SPRINGFIELD — The Springfield Thunderbirds, in partnership with the Massachusetts State Lottery, teamed up to recognize individuals in the local community. Through the Hometown Heroes initiative, individuals were nominated for making a significant impact in their community. From the beginning of May through the end of June, the Thunderbirds selected nine deserving individuals over seven weeks to be recognized on Thunderbirds social media for their selfless contribution to others.
“The Thunderbirds have consistently demonstrated a strong commitment to the Greater Springfield community, and we are proud to have joined them in recognizing those who played a crucial role in serving others during the pandemic over the last year,” said Michael Sweeney, executive director of the Massachusetts State Lottery.
The Thunderbirds teamed up with the Lottery on multiple community programs, including the recognition of a local educator as part of the Teacher Appreciation initiative, and Feeding the Frontline, where lunch was delivered to various organizations who were instrumental in their community during the pandemic.
“I want to thank the Massachusetts State Lottery for the emphasis that they place on the local community,” Thunderbirds President Nathan Costa said. “We try to align our organization with others that share our vision for community outreach, and we appreciate that the Lottery understands how each individual within the local community can make such an impact on others.”
The deserving individuals awarded as a Hometown Hero include:
• Dan Shaw is currently a sergeant with the Massachusetts National Guard. He enlisted in September 1999, deployed to Iraq in September 2006, and has been a full-time technician for the Massachusetts National Guard for more than seven years in the Westfield Field Maintenance Shop.
• Stuart Strohman joined the U.S. Army in 1989 serving with the 344th Military Police Company, which was deployed to Iraq in support of Desert Shield and Desert Storm. He served his entire time with the 344th MP Company before leaving the Army in 1995, and in that same year graduated from Westfield State University with a degree in criminal justice. He began his police career in 1997 and has spent his entire career with the East Longmeadow Police Department, from which he will retire this October.
• Mike Borecki has worked diligently for the last 25 years to raise countless amounts of money for the Jimmy Fund and support those who are currently battling cancer along with those we have lost along the way. His nonprofit, Our Sisters, was started to celebrate the life of his late sister, Marcella Brown. Through the years, Borecki has taken part in numerous walks, participating annually with his daughter, Darcy, who is by his side every step of the way to support the cause.
• Dr. Laki Rousou is a thoracic surgeon, specializing in the diagnosis and surgical oncologic treatment of lung cancer. Through his work, he has been pivotal in establishing a lung-cancer screening program in an attempt to decrease mortality rate of lung cancer by discovering it in its early stages. He is a strong patient-care advocate, ensuring he is able to provide the latest in care, technology, and techniques locally.
• Amy McKay, who has been a traveling emergency-room nurse for the last 12 years, currently works at Baystate Health in Springfield. She has been working countless hours throughout the entire pandemic and has displayed great dedication to the local community through her work, treating each patient with the highest level of compassion and care.
• Springfield Police Officers Luis Delgado, Francisco Luna, and Josue Cruz were called last month to a home where a baby had stopped breathing. They quickly sprang into action, providing CPR to the young child, calmly caring for the 3-month-old for five minutes until the baby started to cry, which was a welcome sound to everyone. “These officers did an amazing job,” Springfield Police Commissioner Cheryl Clapprood said. “Officers are trained in so many different areas, and life-saving techniques are one of them. When a baby is in distress, that can be one of the most difficult calls officers ever respond to, but to know that the baby is on the road to recovery and these officers helped prevent a tragedy, I am just so proud of them.”
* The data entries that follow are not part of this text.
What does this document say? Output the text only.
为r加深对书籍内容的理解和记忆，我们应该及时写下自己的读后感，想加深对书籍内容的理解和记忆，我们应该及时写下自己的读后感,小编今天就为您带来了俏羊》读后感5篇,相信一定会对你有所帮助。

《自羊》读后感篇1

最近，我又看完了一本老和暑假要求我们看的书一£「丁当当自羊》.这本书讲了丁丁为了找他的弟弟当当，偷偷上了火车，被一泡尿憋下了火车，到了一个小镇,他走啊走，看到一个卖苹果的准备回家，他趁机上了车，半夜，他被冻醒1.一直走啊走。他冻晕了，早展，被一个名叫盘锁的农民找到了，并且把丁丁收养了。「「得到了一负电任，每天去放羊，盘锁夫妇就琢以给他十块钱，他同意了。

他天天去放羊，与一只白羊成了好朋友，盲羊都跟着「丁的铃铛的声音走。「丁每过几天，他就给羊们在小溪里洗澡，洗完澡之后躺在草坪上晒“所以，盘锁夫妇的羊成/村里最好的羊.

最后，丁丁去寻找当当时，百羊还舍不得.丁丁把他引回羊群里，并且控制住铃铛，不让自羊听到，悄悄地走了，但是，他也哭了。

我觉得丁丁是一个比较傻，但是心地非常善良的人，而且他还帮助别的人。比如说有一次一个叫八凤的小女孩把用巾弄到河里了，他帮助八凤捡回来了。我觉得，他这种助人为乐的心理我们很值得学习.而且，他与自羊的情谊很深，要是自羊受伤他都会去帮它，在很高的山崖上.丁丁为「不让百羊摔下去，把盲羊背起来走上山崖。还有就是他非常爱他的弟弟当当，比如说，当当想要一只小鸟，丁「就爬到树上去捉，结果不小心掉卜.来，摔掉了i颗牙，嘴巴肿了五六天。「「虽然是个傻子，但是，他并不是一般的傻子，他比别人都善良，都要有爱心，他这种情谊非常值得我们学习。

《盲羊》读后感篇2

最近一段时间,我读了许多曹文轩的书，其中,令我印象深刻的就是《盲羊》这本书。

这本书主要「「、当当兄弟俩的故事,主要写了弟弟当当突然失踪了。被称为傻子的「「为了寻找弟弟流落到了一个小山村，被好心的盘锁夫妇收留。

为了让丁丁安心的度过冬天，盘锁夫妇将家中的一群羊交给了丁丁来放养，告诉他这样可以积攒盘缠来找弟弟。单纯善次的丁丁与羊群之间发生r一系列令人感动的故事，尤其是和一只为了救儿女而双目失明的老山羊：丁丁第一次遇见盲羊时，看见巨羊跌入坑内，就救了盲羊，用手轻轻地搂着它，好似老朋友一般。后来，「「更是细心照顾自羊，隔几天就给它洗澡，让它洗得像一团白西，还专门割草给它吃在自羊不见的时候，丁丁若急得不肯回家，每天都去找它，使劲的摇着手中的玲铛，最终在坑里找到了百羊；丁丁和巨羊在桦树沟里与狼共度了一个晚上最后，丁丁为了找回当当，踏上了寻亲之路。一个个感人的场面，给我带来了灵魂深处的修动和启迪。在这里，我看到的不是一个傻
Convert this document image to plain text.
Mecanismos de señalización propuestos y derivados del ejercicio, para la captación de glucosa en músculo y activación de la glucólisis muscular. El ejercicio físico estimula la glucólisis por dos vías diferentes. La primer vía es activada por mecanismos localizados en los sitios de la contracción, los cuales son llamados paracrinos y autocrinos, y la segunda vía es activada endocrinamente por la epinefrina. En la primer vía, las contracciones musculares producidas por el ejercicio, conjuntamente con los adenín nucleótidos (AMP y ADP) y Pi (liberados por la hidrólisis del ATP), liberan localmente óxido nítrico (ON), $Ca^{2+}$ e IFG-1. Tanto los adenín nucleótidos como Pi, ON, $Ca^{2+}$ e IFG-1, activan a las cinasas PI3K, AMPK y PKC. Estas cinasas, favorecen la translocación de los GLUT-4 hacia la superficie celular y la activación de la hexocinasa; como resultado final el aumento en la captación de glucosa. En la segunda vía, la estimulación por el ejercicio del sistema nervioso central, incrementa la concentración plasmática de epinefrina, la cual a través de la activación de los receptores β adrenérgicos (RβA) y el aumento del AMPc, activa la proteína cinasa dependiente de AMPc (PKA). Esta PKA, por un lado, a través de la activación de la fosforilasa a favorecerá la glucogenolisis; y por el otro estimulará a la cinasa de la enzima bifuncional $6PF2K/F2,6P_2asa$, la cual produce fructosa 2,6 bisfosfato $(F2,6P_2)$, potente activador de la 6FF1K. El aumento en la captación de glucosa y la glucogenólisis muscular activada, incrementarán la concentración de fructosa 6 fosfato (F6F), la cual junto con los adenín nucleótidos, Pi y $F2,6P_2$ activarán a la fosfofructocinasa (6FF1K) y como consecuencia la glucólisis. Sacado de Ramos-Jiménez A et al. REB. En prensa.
• Kim Gorczyca has been a dedicated nurse for more than 20 years, with more than 18 of those working nights at Connecticut Children’s Medical Center in pediatric oncology. In recent years, she has worked in Springfield at Shriners Hospitals for Children while still maintaining shifts at Connecticut Children’s.
In addition, Julie Penna, a fourth-grade teacher at Mittineague Elementary School, was selected as this year’s Massachusetts State Lottery Outstanding Educator. When students first went remote, she did everything possible to ensure that they stayed engaged in their work, including producing step-by-step video instruction for parents and students to understand each lesson and did weekly check-ins with students. When school started again in the fall, she even spent time reaching out to her former students to ensure they were progressing through the pandemic. And then she picked up right where she left off, making sure her current students were transitioning well, while remaining in contact with parents and students so everyone was well-informed at all times. And once classes returned to full in person learning, Penna worked tirelessly to get the students who may be having some challenges back up to where they should be.